A continuing problem, applicable to most electroluminescent display devices, has been the inability to provide a structure that can be readily and reproducibly fabricated. Another expensive problem found in the prior art devices is the fact that the entire display device must be replaced upon the deterioration of the electrodes, a problem which is particularly prevalent when the electrodes are internal to the cell. These and other undesirable features found in most prior art devices have been eliminated in the instant invention.

It is therefore an object of the present invention to provide a novel electroluminescent display cell which permits the easy replacement of the electrode which determines the design of the configuration to be displayed, a feature which also obviates the necessity of replacing the entire display cell in the event of electrode failure.

Another object of the invention is to provide an electroluminescent display cell in which the type of information to be displayed is not pennanently affixed to the cell, thereby resulting in a display cell capable of being utilized for displaying different types and kinds of information.

A further object of the invention is to provide a structure which is capable of easy manufacture.

Display cells fabricated in accordance with the teachings of this invention allow for automated production, since no special cavities, or designs or any sort, need be placed on the cell's wall surfaces for outlining the character to be displayed.

SUMMARY OF THE INVENTION This invention permits the display of variable information, since the information to be displayed is not restricted to the display cell.

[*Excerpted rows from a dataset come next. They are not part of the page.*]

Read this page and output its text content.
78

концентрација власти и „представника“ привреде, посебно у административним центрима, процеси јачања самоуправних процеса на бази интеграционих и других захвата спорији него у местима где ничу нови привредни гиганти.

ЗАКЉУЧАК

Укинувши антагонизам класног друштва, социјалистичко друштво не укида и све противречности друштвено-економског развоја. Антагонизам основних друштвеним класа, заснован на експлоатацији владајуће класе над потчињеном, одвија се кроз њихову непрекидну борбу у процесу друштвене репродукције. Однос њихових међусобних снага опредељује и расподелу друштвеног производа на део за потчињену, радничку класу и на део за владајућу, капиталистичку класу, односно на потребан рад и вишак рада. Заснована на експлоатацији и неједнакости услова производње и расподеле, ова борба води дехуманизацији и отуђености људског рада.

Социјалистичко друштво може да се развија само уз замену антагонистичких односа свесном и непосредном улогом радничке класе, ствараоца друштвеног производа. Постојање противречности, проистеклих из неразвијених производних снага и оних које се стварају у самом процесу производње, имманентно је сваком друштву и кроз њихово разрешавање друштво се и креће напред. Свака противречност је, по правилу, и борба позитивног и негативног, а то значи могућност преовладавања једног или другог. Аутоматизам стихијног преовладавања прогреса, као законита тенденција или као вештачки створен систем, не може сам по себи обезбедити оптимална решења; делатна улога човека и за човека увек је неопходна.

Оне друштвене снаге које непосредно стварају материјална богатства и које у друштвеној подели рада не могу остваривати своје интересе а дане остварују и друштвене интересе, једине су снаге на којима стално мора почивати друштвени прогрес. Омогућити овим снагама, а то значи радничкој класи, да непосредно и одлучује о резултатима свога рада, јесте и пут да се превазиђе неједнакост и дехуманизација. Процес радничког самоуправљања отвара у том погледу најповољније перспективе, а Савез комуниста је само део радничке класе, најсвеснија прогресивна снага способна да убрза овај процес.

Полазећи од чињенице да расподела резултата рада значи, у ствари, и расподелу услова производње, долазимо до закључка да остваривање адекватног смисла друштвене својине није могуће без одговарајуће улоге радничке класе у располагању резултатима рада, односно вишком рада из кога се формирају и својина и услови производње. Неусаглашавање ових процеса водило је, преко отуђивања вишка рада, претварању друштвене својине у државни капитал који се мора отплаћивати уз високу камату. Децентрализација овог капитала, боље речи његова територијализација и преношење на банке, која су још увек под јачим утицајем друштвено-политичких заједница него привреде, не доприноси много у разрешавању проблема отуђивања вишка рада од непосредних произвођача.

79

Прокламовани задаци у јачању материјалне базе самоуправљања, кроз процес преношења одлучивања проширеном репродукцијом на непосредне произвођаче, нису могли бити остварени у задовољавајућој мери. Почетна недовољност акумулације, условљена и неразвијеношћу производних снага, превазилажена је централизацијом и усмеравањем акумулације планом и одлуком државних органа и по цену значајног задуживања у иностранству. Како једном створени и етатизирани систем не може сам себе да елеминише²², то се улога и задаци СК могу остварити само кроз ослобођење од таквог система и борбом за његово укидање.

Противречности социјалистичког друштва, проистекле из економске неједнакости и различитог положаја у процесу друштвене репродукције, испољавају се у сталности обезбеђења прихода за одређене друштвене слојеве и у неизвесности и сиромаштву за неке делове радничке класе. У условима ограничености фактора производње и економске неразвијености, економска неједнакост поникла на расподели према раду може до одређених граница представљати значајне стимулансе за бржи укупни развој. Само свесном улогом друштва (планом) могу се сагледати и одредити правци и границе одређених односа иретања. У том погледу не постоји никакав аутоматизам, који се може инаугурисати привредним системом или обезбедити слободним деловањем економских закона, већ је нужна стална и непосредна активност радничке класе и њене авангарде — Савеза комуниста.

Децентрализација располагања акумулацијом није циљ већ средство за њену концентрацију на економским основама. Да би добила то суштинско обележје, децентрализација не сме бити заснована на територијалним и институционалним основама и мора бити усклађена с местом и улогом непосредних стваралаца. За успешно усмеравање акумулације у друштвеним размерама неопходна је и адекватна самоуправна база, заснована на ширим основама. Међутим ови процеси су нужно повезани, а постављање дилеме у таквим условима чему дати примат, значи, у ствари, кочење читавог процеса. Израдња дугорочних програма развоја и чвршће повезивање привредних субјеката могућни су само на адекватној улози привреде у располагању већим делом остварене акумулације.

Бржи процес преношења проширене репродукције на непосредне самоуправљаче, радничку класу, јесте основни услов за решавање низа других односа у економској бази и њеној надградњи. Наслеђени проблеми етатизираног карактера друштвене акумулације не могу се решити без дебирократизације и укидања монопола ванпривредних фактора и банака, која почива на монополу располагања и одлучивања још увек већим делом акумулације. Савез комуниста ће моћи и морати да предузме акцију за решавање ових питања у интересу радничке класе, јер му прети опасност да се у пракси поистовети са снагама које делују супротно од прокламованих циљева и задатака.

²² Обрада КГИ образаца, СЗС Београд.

One form of the invention features a display cell formed by the assembly of two elements -i.e., two transparent flat plates the plates assembled in such a manner that there is formed between the two inner faces a cell for the containment of a gaseous medium. One exterior side of the assembly serves as the front side; i.e., the side which will be exposed to a viewer. A transparent common electrode is deposited on the front side, completely overlying the cell formed within the assembly. On the other exterior side of the assemblyi.e., the rear side-is placed a movable character electrode. The character electrode may be an insulating card containing conductive character electrodes with the desired design configuration. The movable character electrode is affixed to the rear side of the display cell by conventional means, such as spring means, which also facilitates the removal of the character electrode. The illumination necessary for viewing the character to be displayed is provided by the application of an alternating potential between the common electrode and the movable character electrode. This causes ignition to occur within the gas-containing cell, thus providing illumination conforming to the configuration of the movable electrode.

A second form of the invention features a display cell of tubular construction, resulting in a display cell having somewhat the shape of a conventional vacuum tube. This form of the invention utilizes a transparent electrode deposited on the exterior surface of the outside tube, which is the surface exposed to a viewer. The movable electrode may be an internal electrode plug, or may take the form of copper-clad electrodes on Mylar film, or may be any other material, having electrodes thereon, which may be inserted within the inside opening of the tubular cell.

Both forms of the invention are extremely versatile, in that the information to be displayed can be changed simply by the replacement of the movable electrode. The invention also lessens the occurrence of cell replacement; e.g., if any spots were to occur on the glass plates, the problem could be obviated simply by moving the movable electrode to a clear spot on the glass. Defective cells are easily replaced, since it is necessary only to replace the glass housing, leaving the character electrodes intact.

BRIEF DESCRIPTION OF THE DRAWINGS The invention will be better understood by referring to the following drawings.

FIG. I is an exploded isometric view of one embodiment of the display assembly in accordance with the invention.

FIG. 2 is an isometric view of another form of the embodiment shown in FIG. 1.

FIG. 3 is a front view of the display assembly in use with a circular electrode pattem-containing disc.

FIG. 3a is a cross-sectional view taken along the line 30 of FIG. 3 to show more details of a conventional means for rotating the disc.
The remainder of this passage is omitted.